Japanese-style executive modesty is looking good again for the first time in two decades, thanks to the avaricious antics of American CEOs who lived large as their firms hurtled toward oblivion.
Outraged that American International Group executives were getting $165 million in bonuses as taxpayers bailed their company out, Sen. Charles Grassley, R-Iowa, last month suggested that the insurer's managers "follow the Japanese example and come before the American people and take that deep bow and say, 'I'm sorry,' and then either do one of two things: resign or go commit suicide."
Grassley's comments, which he later retracted, rankled some executives at U.S. companies. George Buckley, the British CEO of St. Paul-based 3M, says it's easy for Washington insiders to point fingers. But if they had to kill themselves when they erred, "We'd probably have half the senators and congressmen missing from this nation immediately."
Truth is, Japanese executives aren't committing ritual suicide — or seppuku— in the face of economic troubles. But many are sharing the pain with the rank and file: Japan's Nikkei business newspaper says more than 150 Japanese firms have cut executive pay this year.
Japanese CEO pay never reached stratospheric heights. According to the consultancy Towers Perrin, CEOs of big Japanese companies earned an average $809,000 in 2003 — chump change compared with the $11.4 million raked in by their average U.S. counterpart. The figures, the latest comparison available for U.S. and Japanese executives, include base salary, annual bonuses and long-term incentive packages.
Moreover, argues management professor Gangaram Singh of San Diego State University, U.S. compensation packages, heavily weighted toward stock options, encouraged CEOs to focus on short-term gains in earnings and stock prices, rather than on the long-term health of their firms. "Greed and short-term orientation have gotten us into this situation," he says. "Short-term goals can bring all types of deviant behavior."
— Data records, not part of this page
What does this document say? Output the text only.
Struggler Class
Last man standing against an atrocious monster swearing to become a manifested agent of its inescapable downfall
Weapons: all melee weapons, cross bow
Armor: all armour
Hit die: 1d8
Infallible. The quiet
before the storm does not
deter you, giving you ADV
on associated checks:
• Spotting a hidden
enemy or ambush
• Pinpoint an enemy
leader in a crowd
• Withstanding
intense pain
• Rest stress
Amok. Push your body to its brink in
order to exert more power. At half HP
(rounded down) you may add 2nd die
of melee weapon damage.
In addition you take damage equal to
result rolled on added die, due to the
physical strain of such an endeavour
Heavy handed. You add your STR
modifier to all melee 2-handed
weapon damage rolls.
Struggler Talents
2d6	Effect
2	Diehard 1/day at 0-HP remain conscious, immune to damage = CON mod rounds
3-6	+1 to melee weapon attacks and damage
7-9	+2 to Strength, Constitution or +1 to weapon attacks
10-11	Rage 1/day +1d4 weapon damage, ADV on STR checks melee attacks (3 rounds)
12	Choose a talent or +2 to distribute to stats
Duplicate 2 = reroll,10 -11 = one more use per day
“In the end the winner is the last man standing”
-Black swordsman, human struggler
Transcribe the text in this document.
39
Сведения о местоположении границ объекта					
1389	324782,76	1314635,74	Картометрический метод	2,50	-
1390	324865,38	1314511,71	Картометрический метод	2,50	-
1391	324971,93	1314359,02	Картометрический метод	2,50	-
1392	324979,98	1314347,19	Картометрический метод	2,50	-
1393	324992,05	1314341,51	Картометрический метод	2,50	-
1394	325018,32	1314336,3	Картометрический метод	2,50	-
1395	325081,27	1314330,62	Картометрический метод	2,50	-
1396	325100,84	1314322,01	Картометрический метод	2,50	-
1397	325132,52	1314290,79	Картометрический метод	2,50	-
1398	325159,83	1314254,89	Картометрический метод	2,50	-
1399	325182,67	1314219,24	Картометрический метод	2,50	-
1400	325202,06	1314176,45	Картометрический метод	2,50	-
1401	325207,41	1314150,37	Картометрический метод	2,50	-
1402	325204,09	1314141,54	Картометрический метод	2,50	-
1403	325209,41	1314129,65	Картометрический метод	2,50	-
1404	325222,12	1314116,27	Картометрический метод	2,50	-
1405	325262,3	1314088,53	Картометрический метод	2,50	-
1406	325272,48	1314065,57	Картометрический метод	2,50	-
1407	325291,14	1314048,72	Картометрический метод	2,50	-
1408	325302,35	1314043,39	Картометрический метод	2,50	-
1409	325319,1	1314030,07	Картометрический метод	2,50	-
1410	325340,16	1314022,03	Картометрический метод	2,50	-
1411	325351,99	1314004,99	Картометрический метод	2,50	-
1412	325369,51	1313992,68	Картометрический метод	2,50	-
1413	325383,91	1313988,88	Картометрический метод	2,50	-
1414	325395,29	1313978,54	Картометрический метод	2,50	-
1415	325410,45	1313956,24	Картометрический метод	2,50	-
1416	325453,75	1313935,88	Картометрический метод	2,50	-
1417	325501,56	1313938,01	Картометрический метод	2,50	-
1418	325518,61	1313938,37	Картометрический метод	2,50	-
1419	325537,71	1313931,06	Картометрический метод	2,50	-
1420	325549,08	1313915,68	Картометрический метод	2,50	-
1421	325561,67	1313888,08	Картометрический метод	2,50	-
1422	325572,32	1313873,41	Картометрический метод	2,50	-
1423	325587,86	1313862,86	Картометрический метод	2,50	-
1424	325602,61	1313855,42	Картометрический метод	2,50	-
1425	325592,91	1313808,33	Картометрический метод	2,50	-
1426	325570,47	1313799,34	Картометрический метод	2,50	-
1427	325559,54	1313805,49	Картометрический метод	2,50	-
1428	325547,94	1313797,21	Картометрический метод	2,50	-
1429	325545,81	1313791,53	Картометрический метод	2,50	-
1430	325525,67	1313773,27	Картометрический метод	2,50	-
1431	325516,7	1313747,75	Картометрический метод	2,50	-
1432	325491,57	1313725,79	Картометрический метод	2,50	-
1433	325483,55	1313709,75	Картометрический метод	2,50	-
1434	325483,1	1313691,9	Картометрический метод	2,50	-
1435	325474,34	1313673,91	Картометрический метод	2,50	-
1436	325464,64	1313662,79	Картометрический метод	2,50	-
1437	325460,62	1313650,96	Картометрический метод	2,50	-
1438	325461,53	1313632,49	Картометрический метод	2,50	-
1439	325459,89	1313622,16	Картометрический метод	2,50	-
But other experts say there's a reason the Japanese management model fell from favor after Japan entered a long economic slump at the beginning of the 1990s: Japanese compensation packages don't give CEOs much incentive to look out for shareholders — the people who own the firm. No wonder Japanese firms are typically about half as profitable as U.S. firms, according to the Japanese government.
"I emphatically don't think U.S. firms should adopt Japanese-style compensation plans," says Brian Heywood, whose firm invests in Japanese companies. "In general, I do not believe that the current Japanese compensation system aligns management with shareholders effectively."